Saturday, 20 September 2008

Half Cooked Vegetables.

During the last decade or so there has grown up a fashion to serve vegetables half cooked. The perversity of this is most obvious in the case of the carrot.

Raw carrots are delicious, crunchy, sweet and juicy.

A carrot thoroughly cooked is soft and yielding to fork and tooth, and mingles happily with the gravy.

In between those two desirable states is an intermediate one of minimum utility, when the carrot is still hard, but no longer either crunchy or juicy, and it is at that point that it is fashionable to serve it.

I gather that health is given as the reason for this gastronomic barbarism; I just don't believe it.

2 comments :

Ged said...

People seem to have a schizophrenic attitude to carrots. On the one hand there's the notion of a carrot as an incentive or reward, coming from the idea of a carrot on a stick.
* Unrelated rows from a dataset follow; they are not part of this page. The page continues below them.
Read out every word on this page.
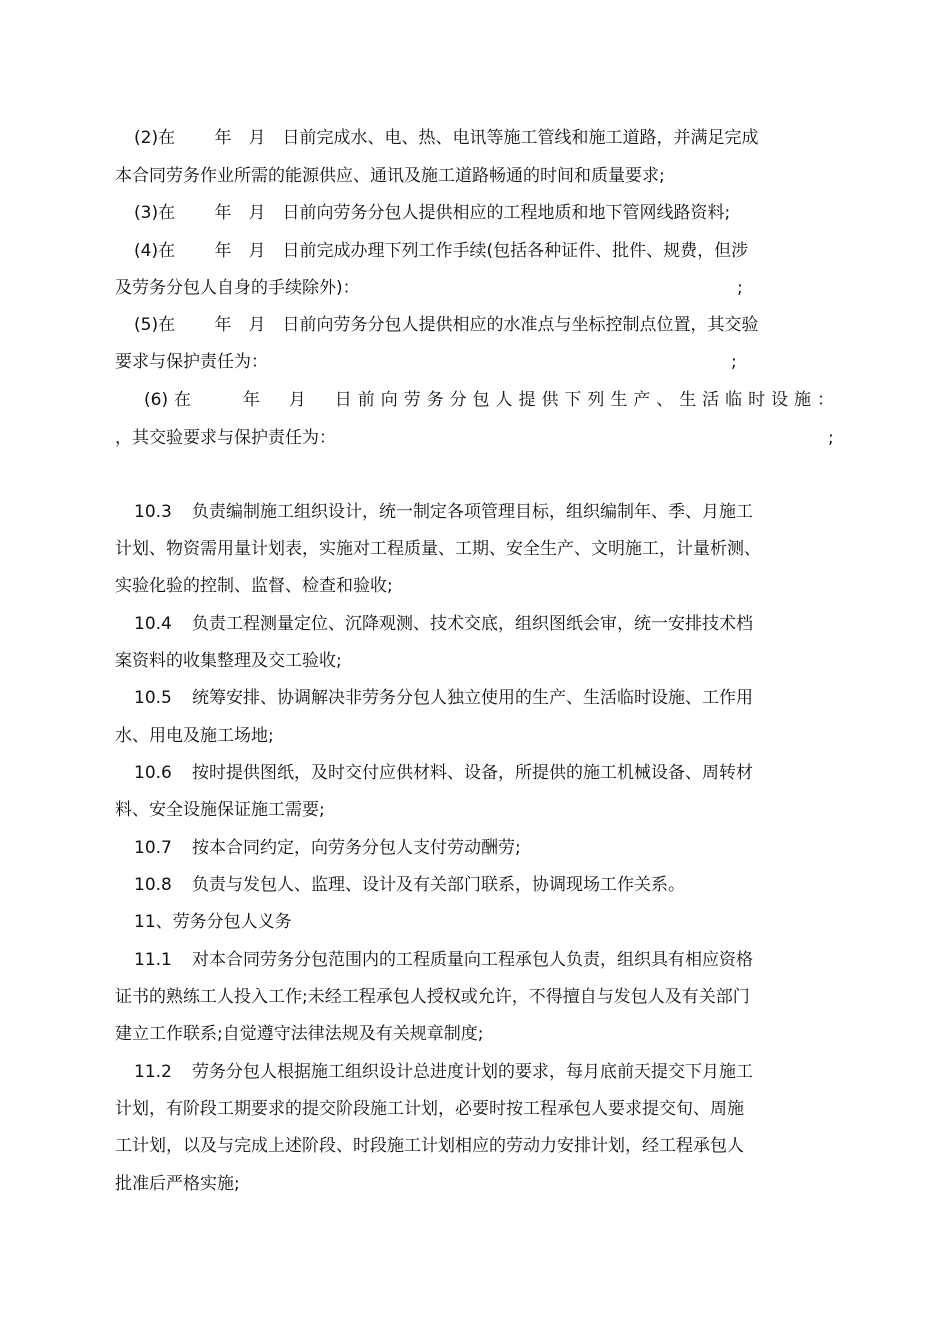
(2)在　　 年　月　日前完成水、电、热、电讯等施工管线和施工道路，并满足完成
本合同劳务作业所需的能源供应、通讯及施工道路畅通的时间和质量要求;
(3)在　　 年　月　日前向劳务分包人提供相应的工程地质和地下管网线路资料;
(4)在　　 年　月　日前完成办理下列工作手续(包括各种证件、批件、规费，但涉
及劳务分包人自身的手续除外)：	;
(5)在　　 年　月　日前向劳务分包人提供相应的水准点与坐标控制点位置，其交验
要求与保护责任为：	;
(6)在　　年　月　日前向劳务分包人提供下列生产、生活临时设施：
，其交验要求与保护责任为：	;
10.3 负责编制施工组织设计，统一制定各项管理目标，组织编制年、季、月施工
计划、物资需用量计划表，实施对工程质量、工期、安全生产、文明施工，计量析测、
实验化验的控制、监督、检查和验收;
10.4 负责工程测量定位、沉降观测、技术交底，组织图纸会审，统一安排技术档
案资料的收集整理及交工验收;
10.5 统筹安排、协调解决非劳务分包人独立使用的生产、生活临时设施、工作用
水、用电及施工场地;
10.6 按时提供图纸，及时交付应供材料、设备，所提供的施工机械设备、周转材
料、安全设施保证施工需要;
10.7 按本合同约定，向劳务分包人支付劳动酬劳;
10.8 负责与发包人、监理、设计及有关部门联系，协调现场工作关系。
11、劳务分包人义务
11.1 对本合同劳务分包范围内的工程质量向工程承包人负责，组织具有相应资格
证书的熟练工人投入工作;未经工程承包人授权或允许，不得擅自与发包人及有关部门
建立工作联系;自觉遵守法律法规及有关规章制度;
11.2 劳务分包人根据施工组织设计总进度计划的要求，每月底前天提交下月施工
计划，有阶段工期要求的提交阶段施工计划，必要时按工程承包人要求提交旬、周施
工计划，以及与完成上述阶段、时段施工计划相应的劳动力安排计划，经工程承包人
批准后严格实施;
On the other hand, there's the notion of the carrot as something unpleasant that has to be endured in order to get to something nicer, as in the old saw "you have to eat the carrots to get the dessert".

Richard said...

"you have to eat the carrots to get the dessert".

I'd never come across that before. I've always assumed that the idea of carrots as incentives is derived from the supposed partiality of donkeys and horses for such refreshment.

It would, in some circles at least, be thought impolite to refer in a similar way to the less wholesome titbits that often delight scavenging dogs.